Over the pandemic we’ve seen Environmental, Social and Governance (ESG) investing – a much broader scope than simply ethical - take off, with 2020 returns driven by investments in the tech giants that rose to the fore as people were confined to their homes and reliant on alternative ways to function.
Capital-lite (no dirty manufacturing plants), with data-centres often powered by green electricity and delivering products that are paperless and remove the need to travel, these tech giants were usually rated highly from an ESG perspective and enjoyed stellar growth during the period of social distancing.
ESG portfolios also benefitted in other ways in 2020, avoiding as they generally did oil & gas companies, during a time when prices collapsed, airlines, when no-one was flying and banks, when everyone was nervous about the economy.
With the restrictions that have plagued us for almost two years seemingly coming to an end, tech companies are now not flying quite so high and, given generally improving economies we’re seeing a renaissance for oil & gas, airlines and banks (particularly in January of 2022). So, should we expect ESG investing to return to the old perception of underperformance? We don’t think so given we now have some fairly long-term internal return data to support our thesis.
Take a long-term view
Few ESG investment providers have five-year performance stats to review, so we are in a good position to provide a longer comparison than most, with our Sustainable World portfolio now in its sixth year.
Analysis of the Sustainable World portfolios over the past five years shows investors enjoyed higher returns across the majority of risk bands compared to non-ESG portfolios*.
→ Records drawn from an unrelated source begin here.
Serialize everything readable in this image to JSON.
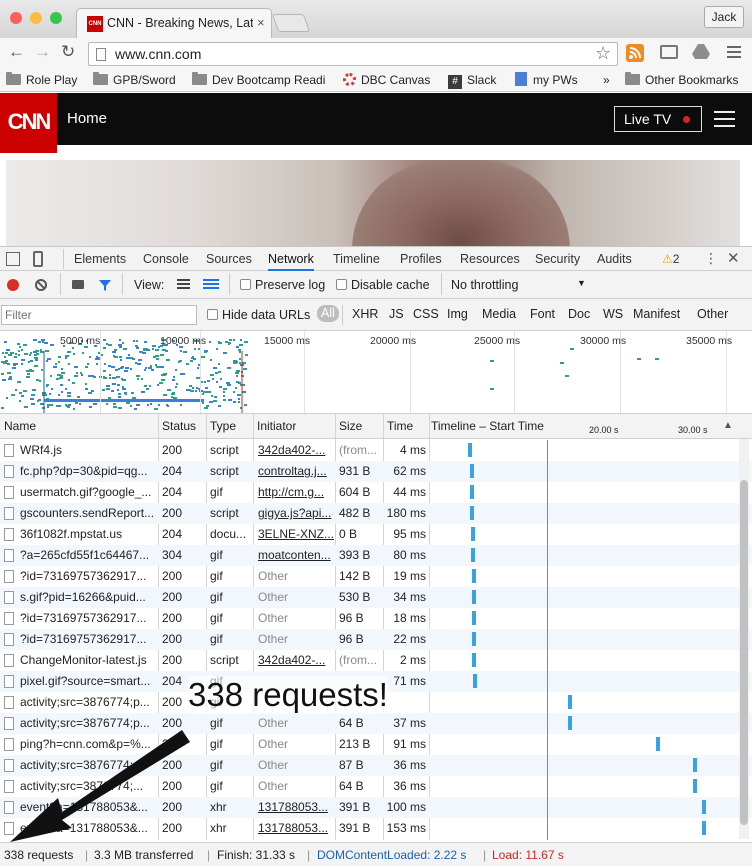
{
  "browser": {
    "tab_title": "CNN - Breaking News, Late",
    "favicon_text": "CNN",
    "tab_close": "×",
    "user_button": "Jack",
    "url": "www.cnn.com",
    "icons": [
      "back-icon",
      "forward-icon",
      "reload-icon",
      "page-icon",
      "star-icon",
      "rss-icon",
      "cast-icon",
      "drive-icon",
      "menu-icon"
    ],
    "bookmarks": [
      "Role Play",
      "GPB/Sword",
      "Dev Bootcamp Readi",
      "DBC Canvas",
      "Slack",
      "my PWs"
    ],
    "bookmarks_more": "»",
    "other_bookmarks": "Other Bookmarks"
  },
  "page": {
    "logo": "CNN",
    "nav_home": "Home",
    "live_tv": "Live TV"
  },
  "devtools": {
    "tabs": [
      "Elements",
      "Console",
      "Sources",
      "Network",
      "Timeline",
      "Profiles",
      "Resources",
      "Security",
      "Audits"
    ],
    "active_tab": "Network",
    "warning_count": "2",
    "toolbar": {
      "view": "View:",
      "preserve_log": "Preserve log",
      "disable_cache": "Disable cache",
      "throttling": "No throttling"
    },
    "filter": {
      "placeholder": "Filter",
      "hide_data_urls": "Hide data URLs",
      "types": [
        "All",
        "XHR",
        "JS",
        "CSS",
        "Img",
        "Media",
        "Font",
        "Doc",
        "WS",
        "Manifest",
        "Other"
      ]
    },
    "overview_ticks": [
      "5000 ms",
      "10000 ms",
      "15000 ms",
      "20000 ms",
      "25000 ms",
      "30000 ms",
      "35000 ms"
    ],
    "columns": {
      "name": "Name",
      "status": "Status",
      "type": "Type",
      "initiator": "Initiator",
      "size": "Size",
      "time": "Time",
      "timeline": "Timeline – Start Time",
      "t1": "20.00 s",
      "t2": "30.00 s"
    },
    "rows": [
      {
        "name": "WRf4.js",
        "status": "200",
        "type": "script",
        "initiator": "342da402-...",
        "init_link": true,
        "size": "(from...",
        "time": "4 ms",
        "start": 0.12
      },
      {
        "name": "fc.php?dp=30&pid=qg...",
        "status": "204",
        "type": "script",
        "initiator": "controltag.j...",
        "init_link": true,
        "size": "931 B",
        "time": "62 ms",
        "start": 0.125
      },
      {
        "name": "usermatch.gif?google_...",
        "status": "204",
        "type": "gif",
        "initiator": "http://cm.g...",
        "init_link": true,
        "size": "604 B",
        "time": "44 ms",
        "start": 0.125
      },
      {
        "name": "gscounters.sendReport...",
        "status": "200",
        "type": "script",
        "initiator": "gigya.js?api...",
        "init_link": true,
        "size": "482 B",
        "time": "180 ms",
        "start": 0.126
      },
      {
        "name": "36f1082f.mpstat.us",
        "status": "204",
        "type": "docu...",
        "initiator": "3ELNE-XNZ...",
        "init_link": true,
        "size": "0 B",
        "time": "95 ms",
        "start": 0.127
      },
      {
        "name": "?a=265cfd55f1c64467...",
        "status": "304",
        "type": "gif",
        "initiator": "moatconten...",
        "init_link": true,
        "size": "393 B",
        "time": "80 ms",
        "start": 0.128
      },
      {
        "name": "?id=73169757362917...",
        "status": "200",
        "type": "gif",
        "initiator": "Other",
        "init_link": false,
        "size": "142 B",
        "time": "19 ms",
        "start": 0.13
      },
      {
        "name": "s.gif?pid=16266&puid...",
        "status": "200",
        "type": "gif",
        "initiator": "Other",
        "init_link": false,
        "size": "530 B",
        "time": "34 ms",
        "start": 0.13
      },
      {
        "name": "?id=73169757362917...",
        "status": "200",
        "type": "gif",
        "initiator": "Other",
        "init_link": false,
        "size": "96 B",
        "time": "18 ms",
        "start": 0.131
      },
      {
        "name": "?id=73169757362917...",
        "status": "200",
        "type": "gif",
        "initiator": "Other",
        "init_link": false,
        "size": "96 B",
        "time": "22 ms",
        "start": 0.131
      },
      {
        "name": "ChangeMonitor-latest.js",
        "status": "200",
        "type": "script",
        "initiator": "342da402-...",
        "init_link": true,
        "size": "(from...",
        "time": "2 ms",
        "start": 0.131
      },
      {
        "name": "pixel.gif?source=smart...",
        "status": "204",
        "type": "gif",
        "initiator": "",
        "init_link": false,
        "size": "",
        "time": "71 ms",
        "start": 0.135
      },
      {
        "name": "activity;src=3876774;p...",
        "status": "200",
        "type": "gif",
        "initiator": "",
        "init_link": false,
        "size": "",
        "time": "",
        "start": 0.44
      },
      {
        "name": "activity;src=3876774;p...",
        "status": "200",
        "type": "gif",
        "initiator": "Other",
        "init_link": false,
        "size": "64 B",
        "time": "37 ms",
        "start": 0.44
      },
      {
        "name": "ping?h=cnn.com&p=%...",
        "status": "200",
        "type": "gif",
        "initiator": "Other",
        "init_link": false,
        "size": "213 B",
        "time": "91 ms",
        "start": 0.72
      },
      {
        "name": "activity;src=3876774;...",
        "status": "200",
        "type": "gif",
        "initiator": "Other",
        "init_link": false,
        "size": "87 B",
        "time": "36 ms",
        "start": 0.84
      },
      {
        "name": "activity;src=3876774;...",
        "status": "200",
        "type": "gif",
        "initiator": "Other",
        "init_link": false,
        "size": "64 B",
        "time": "36 ms",
        "start": 0.84
      },
      {
        "name": "event?a=131788053&...",
        "status": "200",
        "type": "xhr",
        "initiator": "131788053...",
        "init_link": true,
        "size": "391 B",
        "time": "100 ms",
        "start": 0.87
      },
      {
        "name": "event?a=131788053&...",
        "status": "200",
        "type": "xhr",
        "initiator": "131788053...",
        "init_link": true,
        "size": "391 B",
        "time": "153 ms",
        "start": 0.87
      }
    ],
    "status_bar": {
      "requests": "338 requests",
      "transferred": "3.3 MB transferred",
      "finish": "Finish: 31.33 s",
      "dom": "DOMContentLoaded: 2.22 s",
      "load": "Load: 11.67 s",
      "dom_color": "#1a5fb4",
      "load_color": "#c62828"
    }
  },
  "annotation": {
    "text": "338 requests!"
  }
}
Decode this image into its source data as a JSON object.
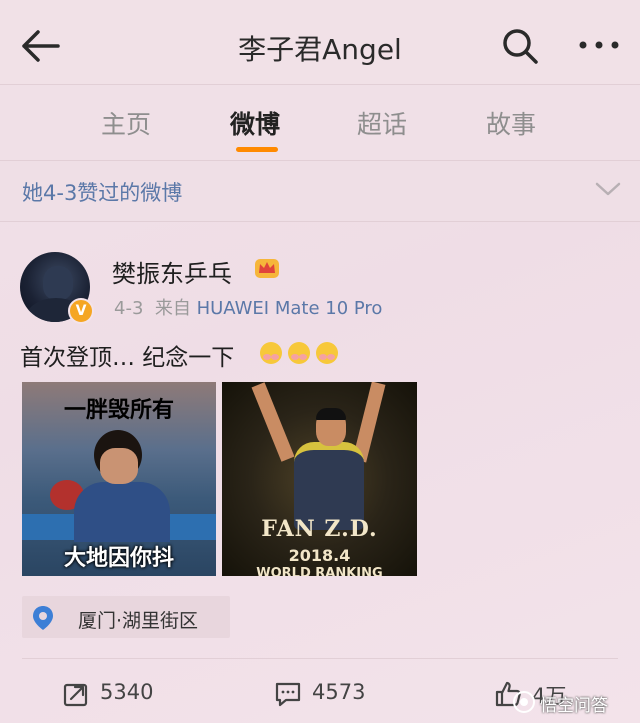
{
  "header": {
    "title": "李子君Angel",
    "back_icon": "back-arrow-icon",
    "search_icon": "search-icon",
    "more_icon": "more-dots-icon"
  },
  "tabs": [
    {
      "label": "主页",
      "active": false
    },
    {
      "label": "微博",
      "active": true
    },
    {
      "label": "超话",
      "active": false
    },
    {
      "label": "故事",
      "active": false
    }
  ],
  "liked_section": {
    "text": "她4-3赞过的微博",
    "chevron_icon": "chevron-down-icon"
  },
  "post": {
    "author": "樊振东乒乓",
    "date": "4-3",
    "source_prefix": "来自",
    "source": "HUAWEI Mate 10 Pro",
    "verified_badge": "V",
    "text": "首次登顶… 纪念一下",
    "image1": {
      "caption_top": "一胖毁所有",
      "caption_bottom": "大地因你抖"
    },
    "image2": {
      "line1": "FAN Z.D.",
      "line2": "2018.4",
      "line3": "WORLD RANKING"
    },
    "location": "厦门·湖里街区",
    "actions": {
      "repost": "5340",
      "comment": "4573",
      "like": "4万"
    }
  },
  "watermark": {
    "text": "悟空问答"
  },
  "colors": {
    "accent_orange": "#ff8a00",
    "link_blue": "#5b78a8",
    "verified_gold": "#f5a623"
  }
}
We don’t make the claim that ESG portfolio will outperform going forwards, but we do think this highlights the opportunities that exist for investors looking to make their money work harder for the good of the planet without necessarily sacrificing returns. For more links to the academic research on ESG performance, please see our whitepaper: ESG In Investing: Everything you wanted to know but were afraid to ask.
Obviously, as with any investments, caution is required and we have had some reversal of 2020’s out-performance in recent months given ESG’s bias towards underperforming quality and growth stylistics.
These challenges underline the complexities of ESG investing and the need for financial professionals to do their homework to ensure their clients are invested in funds that not only set out to offer good returns but which also meet the promised criteria.
Data Source: PortfolioMetrix and the Investment Association (IA). PMX Sustainable World inception on 23 January 2017. Performance is net of fund and PortfolioMetrix fees and is from 31 January 2017 to 31 January 2022. Risk is standard deviation of monthly returns.
Disclaimer: The value of investments, and the income from them, can go down as well as up, and you may not recover the amount of your original investment. Past performance is not a reliable indicator of future performance.
Research by NextWealth for their ESG Tracker Study shows that just one fifth of financial advisers plan to fully integrate ESG investing into clients’ portfolios, with most preferring a core/satellite approach that uses ‘badged’ ESG solutions. Among financial advice professionals that are using badged funds, there is a strong preference for those named as ‘ESG’, ‘Ethical’ and ‘Sustainable.
All our portfolios take ESG considerations into account but over five years ago we realised advisers were looking for a dedicated ESG option that went even further, to introduce clients to the concept of sustainable – and not just ethical - investing.
Over the past 12-18 months we’ve seen a huge amount of new ESG fund launches but only time will tell if they can deliver the long-term results that they promise in their marketing blurb.
*Using Investment Association (IA) comparators. The IA https://www.theia.org/ is a trade body for UK Investment managers. They have created five sectors in which they group multi-asset funds (primarily UK based, but some offshore funds) to facilitate comparisons. The performance of the funds in each sector is then grouped to give a “benchmark return” for the sector. The sectors include a variety of funds including active and passive funds.